Olho a página branca marcada com tipos pretos. Seria mais dramático se tivesse sido escrita na velha máquina de escrever. Barulhenta. Onde é difícil apagar a verdade. Hoje, ela fica cuidadosamente posicionada no canto da sala. Objeto de decoração. Peça de antiguidade. O ponto final no ato romântico de escrever.
O ponto final no romantismo. Quem tem tempo para se dedicar às convulsões do coração em dias de hiper-informação, mensagens instantâneas e telas sensíveis ao toque.
Sensíveis ao toque. Às vezes parece que apenas elas, as telas, tem hoje o prazer de receber o toque, a carícia dos dedos. Delicados. Ásperos. Determinados. Errantes. Trêmulos. Apaixonados. Envergonhados. A pele, ressentida, espera desesperançosa pelo contato que nunca vem.

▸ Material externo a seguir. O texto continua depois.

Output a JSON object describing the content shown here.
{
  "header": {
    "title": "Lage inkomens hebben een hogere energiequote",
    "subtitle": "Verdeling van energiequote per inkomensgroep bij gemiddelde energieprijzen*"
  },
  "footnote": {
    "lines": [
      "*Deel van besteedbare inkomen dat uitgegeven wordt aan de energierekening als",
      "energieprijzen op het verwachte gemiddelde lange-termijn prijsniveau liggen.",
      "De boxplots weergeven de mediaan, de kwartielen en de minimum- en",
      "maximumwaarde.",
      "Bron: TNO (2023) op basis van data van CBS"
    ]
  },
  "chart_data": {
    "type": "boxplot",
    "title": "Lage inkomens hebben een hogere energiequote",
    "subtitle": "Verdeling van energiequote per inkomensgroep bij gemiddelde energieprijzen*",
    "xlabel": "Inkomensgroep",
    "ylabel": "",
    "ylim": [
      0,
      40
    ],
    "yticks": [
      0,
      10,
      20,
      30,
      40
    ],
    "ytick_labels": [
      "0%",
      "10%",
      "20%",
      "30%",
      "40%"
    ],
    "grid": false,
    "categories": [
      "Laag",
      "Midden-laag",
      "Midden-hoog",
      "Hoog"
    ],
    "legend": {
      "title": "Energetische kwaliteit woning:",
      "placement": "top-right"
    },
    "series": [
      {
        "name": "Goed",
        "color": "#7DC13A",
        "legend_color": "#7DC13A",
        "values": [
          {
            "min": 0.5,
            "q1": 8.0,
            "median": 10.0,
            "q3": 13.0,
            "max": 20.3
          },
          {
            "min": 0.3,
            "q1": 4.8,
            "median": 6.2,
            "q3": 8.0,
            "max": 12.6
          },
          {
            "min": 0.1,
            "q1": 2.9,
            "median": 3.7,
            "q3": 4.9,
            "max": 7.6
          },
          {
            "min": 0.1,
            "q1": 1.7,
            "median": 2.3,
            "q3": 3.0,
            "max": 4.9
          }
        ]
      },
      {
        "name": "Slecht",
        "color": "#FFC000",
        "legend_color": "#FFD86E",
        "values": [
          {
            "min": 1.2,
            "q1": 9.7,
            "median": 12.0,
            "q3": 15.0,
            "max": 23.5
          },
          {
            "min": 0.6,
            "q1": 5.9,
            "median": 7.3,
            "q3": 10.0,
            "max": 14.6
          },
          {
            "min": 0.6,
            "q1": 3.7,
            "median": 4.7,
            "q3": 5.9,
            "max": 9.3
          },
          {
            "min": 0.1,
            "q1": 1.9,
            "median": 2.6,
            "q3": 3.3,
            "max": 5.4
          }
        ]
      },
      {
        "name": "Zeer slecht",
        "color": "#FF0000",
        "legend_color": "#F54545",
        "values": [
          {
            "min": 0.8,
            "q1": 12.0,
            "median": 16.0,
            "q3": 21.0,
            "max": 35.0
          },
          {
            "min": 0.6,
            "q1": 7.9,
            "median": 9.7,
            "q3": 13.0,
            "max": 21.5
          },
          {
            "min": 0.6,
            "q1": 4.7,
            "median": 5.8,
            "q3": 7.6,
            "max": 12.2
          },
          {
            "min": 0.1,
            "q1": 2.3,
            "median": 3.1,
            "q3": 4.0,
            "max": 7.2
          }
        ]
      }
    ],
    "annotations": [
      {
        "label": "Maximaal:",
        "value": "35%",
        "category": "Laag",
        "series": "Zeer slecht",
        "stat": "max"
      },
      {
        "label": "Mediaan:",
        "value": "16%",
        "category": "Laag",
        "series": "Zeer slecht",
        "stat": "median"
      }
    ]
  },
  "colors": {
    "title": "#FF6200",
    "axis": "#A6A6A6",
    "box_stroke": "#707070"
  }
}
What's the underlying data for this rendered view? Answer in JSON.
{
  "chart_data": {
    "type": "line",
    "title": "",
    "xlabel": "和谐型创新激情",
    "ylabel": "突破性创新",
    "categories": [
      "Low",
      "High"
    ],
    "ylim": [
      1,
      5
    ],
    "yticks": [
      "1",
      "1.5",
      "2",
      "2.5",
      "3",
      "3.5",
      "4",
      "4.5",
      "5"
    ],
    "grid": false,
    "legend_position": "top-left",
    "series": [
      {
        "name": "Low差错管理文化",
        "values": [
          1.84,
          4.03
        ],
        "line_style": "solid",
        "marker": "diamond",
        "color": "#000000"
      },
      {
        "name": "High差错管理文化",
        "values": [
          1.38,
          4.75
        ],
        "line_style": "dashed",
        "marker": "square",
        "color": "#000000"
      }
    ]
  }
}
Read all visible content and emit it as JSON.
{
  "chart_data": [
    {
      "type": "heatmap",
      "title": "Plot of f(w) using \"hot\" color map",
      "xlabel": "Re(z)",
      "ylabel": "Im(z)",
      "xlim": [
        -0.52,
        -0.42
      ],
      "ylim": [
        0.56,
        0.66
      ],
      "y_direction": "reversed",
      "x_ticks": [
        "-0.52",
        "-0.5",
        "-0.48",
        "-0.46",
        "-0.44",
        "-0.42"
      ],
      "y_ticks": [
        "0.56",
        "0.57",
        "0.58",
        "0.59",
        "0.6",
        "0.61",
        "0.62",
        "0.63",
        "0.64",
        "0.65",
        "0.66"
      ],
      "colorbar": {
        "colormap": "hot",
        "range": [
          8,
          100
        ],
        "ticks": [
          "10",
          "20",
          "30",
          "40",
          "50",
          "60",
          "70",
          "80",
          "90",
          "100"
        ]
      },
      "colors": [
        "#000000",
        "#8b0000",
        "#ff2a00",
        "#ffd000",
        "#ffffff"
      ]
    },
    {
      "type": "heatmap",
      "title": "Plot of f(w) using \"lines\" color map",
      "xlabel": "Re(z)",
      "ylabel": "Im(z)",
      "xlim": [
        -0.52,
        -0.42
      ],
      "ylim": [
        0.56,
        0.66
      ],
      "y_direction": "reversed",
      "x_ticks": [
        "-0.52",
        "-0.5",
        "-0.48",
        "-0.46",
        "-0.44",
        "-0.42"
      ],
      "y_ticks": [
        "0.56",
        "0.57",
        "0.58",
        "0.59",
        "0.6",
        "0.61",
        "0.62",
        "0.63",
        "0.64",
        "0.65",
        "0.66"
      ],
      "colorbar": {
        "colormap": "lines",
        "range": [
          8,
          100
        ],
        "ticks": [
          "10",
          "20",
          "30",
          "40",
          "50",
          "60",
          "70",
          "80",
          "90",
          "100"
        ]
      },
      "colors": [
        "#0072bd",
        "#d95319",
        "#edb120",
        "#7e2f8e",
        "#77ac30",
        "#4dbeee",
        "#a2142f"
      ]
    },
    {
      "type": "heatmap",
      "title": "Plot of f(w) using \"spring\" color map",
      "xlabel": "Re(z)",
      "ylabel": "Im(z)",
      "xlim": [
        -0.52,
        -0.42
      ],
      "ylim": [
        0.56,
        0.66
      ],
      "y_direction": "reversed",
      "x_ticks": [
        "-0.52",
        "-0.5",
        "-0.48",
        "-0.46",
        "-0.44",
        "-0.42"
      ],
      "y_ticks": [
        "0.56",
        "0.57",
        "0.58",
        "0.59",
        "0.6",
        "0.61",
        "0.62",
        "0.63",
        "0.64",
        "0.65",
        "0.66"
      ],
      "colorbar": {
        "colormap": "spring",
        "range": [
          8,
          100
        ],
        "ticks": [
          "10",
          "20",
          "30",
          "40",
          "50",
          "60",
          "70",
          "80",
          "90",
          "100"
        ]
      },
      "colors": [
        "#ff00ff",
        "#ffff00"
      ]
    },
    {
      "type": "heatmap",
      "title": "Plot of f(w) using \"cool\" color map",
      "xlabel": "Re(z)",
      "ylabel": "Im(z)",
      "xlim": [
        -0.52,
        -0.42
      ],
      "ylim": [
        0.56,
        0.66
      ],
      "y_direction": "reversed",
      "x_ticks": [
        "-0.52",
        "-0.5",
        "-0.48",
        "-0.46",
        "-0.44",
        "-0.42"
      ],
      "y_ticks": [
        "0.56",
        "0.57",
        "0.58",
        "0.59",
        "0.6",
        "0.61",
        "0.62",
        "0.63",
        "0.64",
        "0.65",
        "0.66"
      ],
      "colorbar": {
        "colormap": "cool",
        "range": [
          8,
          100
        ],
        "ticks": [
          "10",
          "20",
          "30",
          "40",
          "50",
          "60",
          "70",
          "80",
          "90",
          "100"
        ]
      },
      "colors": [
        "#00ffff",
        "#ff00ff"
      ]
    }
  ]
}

Compartilhamos pensamentos libidinosos, compartilhamos imagens de alcova, compartilhamos intimidades, poses, olhares, trajes e sensações. Incapazes de compartilhar carinho e atenção, compartilhamos a banalidade com todos, sem compartilhar a alma com ninguém.
Volto à página branca marcada com tipos pretos. Leio de novo. Ainda é possível se emocionar com a palavra. Quisera eu conseguir emocionar mais alguém. Choro baixinho. Isso não compartilho. Que hoje em dia a gente só compartilha felicidade. Pra tristeza, a solução qualquer farmácia tem.
Queria bater no teclado até os tipos pularem da página branca. Caírem na mesa, escorrerem pelas beiradas formando uma linda poça no chão. Não é possível. Eles apenas se embaralham na minha frente. Perdem o sentido. Enfeiam.
Limpo a bagunça. Levo a mão aos olhos. Suspiro. Um dia a gente aprende.
Olho pra fora. Fixo na luz. O sol arde. O calor é intenso. Os olhos doem. Volto à página branca. Tudo o que vejo é só um clarão. Foi. Finalmente foi embora. Alívio. Manchas negras pipocam ao redor. Desaparecem. Voltam os tipos pretos. Volta a página branca. Volta a escuridão.